The Legend of Murder Creek
Happy Halloween. . . . This story has been retold around Akron, New York, a village in the town of Newstead, over the last two centuries. Even the official website for Erie County has a variant of it online. The definitive tale is by Arthur C. Parker, who recounted it in The Life of General Ely S. Parker: Last Grand Sachem of the Iroquois. It was published by the Buffalo Historical Society in 1919; any more recent publication appears to derive from that source.
A professional historian and folklorist, Arthur was Ely’s great nephew and a Seneca Indian. He made the story part of the biography “for it was gossiped about the Parker fireside in the years of the early  ’30’s, and its dramatic incidents happened but a little way from their own doorstep. It is of importance, too, to those who live today, for it explains the ghosts that hover about the haunted corners.”
The below version of The Legend of Murder Creek was part of their 4th Grade local history curriculum at Akron Central School in the 1980s. I do not know who wrote it or if any other copies exist today, but it is definitely a direct adaptation of Parker’s book–even reusing the final sentence.
The Legend of Murder Creek.
Murder Creek was originally known to the Indians as See-un-gut (roar of distant waters). This legend tells how the name was changed.
In the spring of 1820, a white man, named John Dolph came from Mohawk country near Utica and built his log cabin close to the See-un-gut. The creek attracted many settlers in those days because it was necessary to be near water as a source of power to operate mills. It was also important for the settler’s personal needs.
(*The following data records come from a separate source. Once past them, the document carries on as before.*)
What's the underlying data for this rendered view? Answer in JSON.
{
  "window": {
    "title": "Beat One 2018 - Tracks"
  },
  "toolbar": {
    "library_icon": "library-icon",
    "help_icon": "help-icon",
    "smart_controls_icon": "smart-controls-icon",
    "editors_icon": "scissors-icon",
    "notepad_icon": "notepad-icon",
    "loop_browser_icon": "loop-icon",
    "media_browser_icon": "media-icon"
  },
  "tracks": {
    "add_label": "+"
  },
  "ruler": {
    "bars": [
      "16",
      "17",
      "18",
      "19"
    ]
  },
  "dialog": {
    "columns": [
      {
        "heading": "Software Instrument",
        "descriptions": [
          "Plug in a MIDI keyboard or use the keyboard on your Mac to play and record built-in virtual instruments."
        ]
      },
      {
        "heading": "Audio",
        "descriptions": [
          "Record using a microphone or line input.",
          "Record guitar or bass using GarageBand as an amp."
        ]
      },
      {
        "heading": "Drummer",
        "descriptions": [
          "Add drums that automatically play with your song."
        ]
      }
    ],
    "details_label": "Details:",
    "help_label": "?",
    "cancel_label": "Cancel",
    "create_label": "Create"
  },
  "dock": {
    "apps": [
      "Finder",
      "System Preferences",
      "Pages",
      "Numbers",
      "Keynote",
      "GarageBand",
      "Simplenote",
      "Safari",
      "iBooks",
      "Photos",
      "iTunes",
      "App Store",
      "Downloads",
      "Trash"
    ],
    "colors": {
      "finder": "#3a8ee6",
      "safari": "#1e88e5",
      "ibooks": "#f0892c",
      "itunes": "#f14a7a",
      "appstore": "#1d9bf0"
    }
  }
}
John Dolph and Peter Van Deventer had planned to build a sawmill on the Creek. One evening in October, John and his wife were discussing plans when they heard a shriek from the woods. John opened the door and saw an Indian girl running towards him breathlessly yelling, “Save me. Please save me!” John let her in his cabin and closed the door on a man on the outside yelling “Let me in!”
The Dolphs hid the girl and allowed the man in.
“My name is Sanders,” said the man, “and that girl is a prisoner, whom I am to take to authorities in Canada. Her father, a chief, placed her in my hands, because she wishes to marry a bad Indian.”
He looked around the cabin to see if he could find her. He couldn’t, and flew into a rage muttering, “She shall not escape, I will find her yet!” He then left the ca[b]in and hid himself in the woods.
Mr. and Mrs. Dolph then listened to the story of Ah-weh-hah’s (Wild Rose’s) life.
My home is near Spirit Lake, under the cliff about a mile below the Tonawanda Falls. My mother has been dead several years and my father, a chief of the Senecas, has just been murdered by Sanders. For more than a year, this dreadful man has been staying around Spirit Lake begging me to marry him. I love Toh-yon-oe (Gray Wolf) and will become his wife very soon. Sanders told me that rather than see me the wife of a Seneca, he would murder me and all who stood in his way.
My father and I were going to the Cattaraugus nation to avoid trouble. Gray Wolf was going to meet us there. We started out on foot, taking the old trail, leading to Te-os-ah-wah, a place called Buffalo by your people. When we reached the See-un-gut my father sat down to rest. Sanders came up behind us and said he was sorry for his past conduct. He wished me happiness in my life with Gray Wolf. The man spoke so nicely, he tricked us. When I turned to look eastward, I heard a blow strike and then a groan. Quickly I turned to see my father laying dead on the ground with Sanders standing over him with a club in his hands.
I fled into the forest with him close behind yelling he would kill me too. Here I am. You know the rest.
The Dolphs located Gray Wolf and informed him of the tragedy. He came to his sweetheart and together they journeyed to her father’s grave where John had buried him. They chanted the death song, as a last token of their affection. A grave fire was lighted and the sacred tobacco incense rose to life the burden of their prayer to the Maker of All.
Suddenly Sanders appeared from behind a tree. He and Gray Wolf struggled with knife and tomahawk until Sanders fell from losing too much blood. He was dead. Gray Wolf tried to speak to Wild Rose but instead staggered forward and fell. They had both died at her father’s graveside.
Mr. Dolph heard her cry. He found her on her knees sobbing the death chant. John then buried both bodies and comforted Wild Rose.
She often went to visit the graves of her father and sweetheart to chant her grief. One day the Dolphs missed her, they went out to the graveyard and found her lying upon the grave of Gray Wolf, dead of a broken heart. Beside the graves of her father and sweetheart she was buried.
As the legend goes ——- if you stroll along Murder Creek at midnight, you may hear the voices of the two lovers as they wander over the new dust on the ancient trail. Death united them in a bond the years have not broken.